In the mountain villages of Nepal hemp has been used for centuries because of its strength and durability. Indigenous to Nepal, hemp requires little cultivation or mechanical processing and quickly regenerates after cutting. It is the ultimate environmentally friendly Nepali product.
Ganesh Himal Trading works with a producer group in Nepal that is committed to developing environmentally friendly products using this indigenous hemp and that is committed to implementing fair trade principles in their business.
The hemp fabric used in these products is grown and woven in the villages of western Nepal and then tailored in Bhaktapur. The workers involved in creating these fine products receive a fair wage, full medical coverage, bonuses and pension benefits, housing loans and paid leave for their work. They are encouraged to voice grievances and discuss resolutions to problems that arise in the workplace. When you purchase Ganesh Himal Trading hemp products you keep traditional hemp weaving alive in the villages, help
support environmentally friendly products in Nepal and support workers who receive the benefits of fair trade. The production of hemp is so beneficial to the rural villages of Nepal, that during the ten year civil war, the Maoists allowed for the transport of hemp to Kathmandu but blocked all other goods!
HEMP: From Village to Bag, A Journey Across a Country.
Hemp grows naturally in the jungles of far western Nepal without pesticides, fertilizers or chemicals of any kind. At the end of its life cycle (4 months), villagers gather the hemp knowing that it will regenerate. Wasting nothing, seeds are used for cooking oil while the stems are kept for their fiber.
Collected stems are placed in a mud hole with water for several weeks in order to soften the material. When ready, the bark is separated from the stem.

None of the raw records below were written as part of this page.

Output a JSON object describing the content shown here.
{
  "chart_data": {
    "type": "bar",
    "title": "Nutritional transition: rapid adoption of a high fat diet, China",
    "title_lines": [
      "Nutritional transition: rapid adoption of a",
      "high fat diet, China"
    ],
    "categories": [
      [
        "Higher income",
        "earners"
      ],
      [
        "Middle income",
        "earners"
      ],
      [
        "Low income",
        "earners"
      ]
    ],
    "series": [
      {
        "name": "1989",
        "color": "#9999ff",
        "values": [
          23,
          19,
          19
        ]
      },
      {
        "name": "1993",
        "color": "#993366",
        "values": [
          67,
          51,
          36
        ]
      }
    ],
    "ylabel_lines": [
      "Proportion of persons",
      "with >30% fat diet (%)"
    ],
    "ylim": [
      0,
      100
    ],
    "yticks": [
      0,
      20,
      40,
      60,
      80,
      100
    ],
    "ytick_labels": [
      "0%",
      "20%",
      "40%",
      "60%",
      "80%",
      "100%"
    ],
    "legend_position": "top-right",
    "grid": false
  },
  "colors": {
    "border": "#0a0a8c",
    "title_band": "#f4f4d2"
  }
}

Villagers weave the threads using a back-strap loom (A simple loom which has its roots in ancient civilizations comprising two sticks between which the warps are stretched. One stick is attached to a fixed object and the other to the weaver usually by means of a strap around the back.) Each strip of fabric produced ranges from 6-24 inches wide, depending on the weaver’s reach.
Boil & Beat
The fabric is then boiled in ash water for a few hours, after which they beat it with a flat wooden stick, softening the fabric. The villagers receive approximately $5 USD per finished piece of hemp (most Nepalese live on $2 a day, with an average yearly income of less than $200).
Porters journey village to village collecting one to four pieces of hemp from each home. This collection takes several days as villages are distanced days from each other. Once the pieces are collected, they are carried to the nearest bus station in Bajura Bazar or Dune Bajar, an additional day’s walk. These district “head quarters” are 700 miles north west from Kathmandu, an additional 2 day journey by bus.
“The production of hemp helps a lot, especially in the villages to buy their needs like medicine and to pay their children’s school fees. The fabric piece is about 3.5 meters long and earns them $5/piece. They do this job when they have time from their farming. It is their extra income. The thing is, if this hemp wasn’t cut off and collected by the villagers, it grows denser next season. So it even helps the environment.
Hemp pieces which are 18-24″ wide and 3- meters long are all made in the village. Can find only 1-to 4 pieces in a house. Takes days to collect from the village. Then they carry on back to the nearest bus station which is at least 4-5 hours or a days walk down Dune Bajar or Bajura Bazar. It is about 700 miles north west from Kathmandu and takes 2 days to reach to KTM.
Before they’d carry on back down to Dhangadi Bazar which is mid western regional head quarter. Now bus goes near to the village ( district head quarter ). Now they wait till winter season and send to KTM by local bus. They still need to collect from home to home and carry back to the nearest bus station. Some villages are only a couple of hours walking distance but some villages are as far as a full day walk. If you need more information, please write me, it will be my pleasure to provide you interesting information” -Aryal, Sadle Traders
Learn More about Sadle Trading
Located in Bhaktapur, Sadle creates environmentally sustainable products from materials such as hemp, no kill leather and recycled rubber inner tubes. It was founded in 1984 and currently works with 30 jewelers and tailors. Sadle is the oldest and largest exporter in Nepal and works to source all of it’s raw materials from Nepal, which in turn, supports the local economy. This producer group is very committed to breaking down caste barriers and religious differences between employees, so that everyone is treated equally, the working environment is harmonious, and every individual is well paid.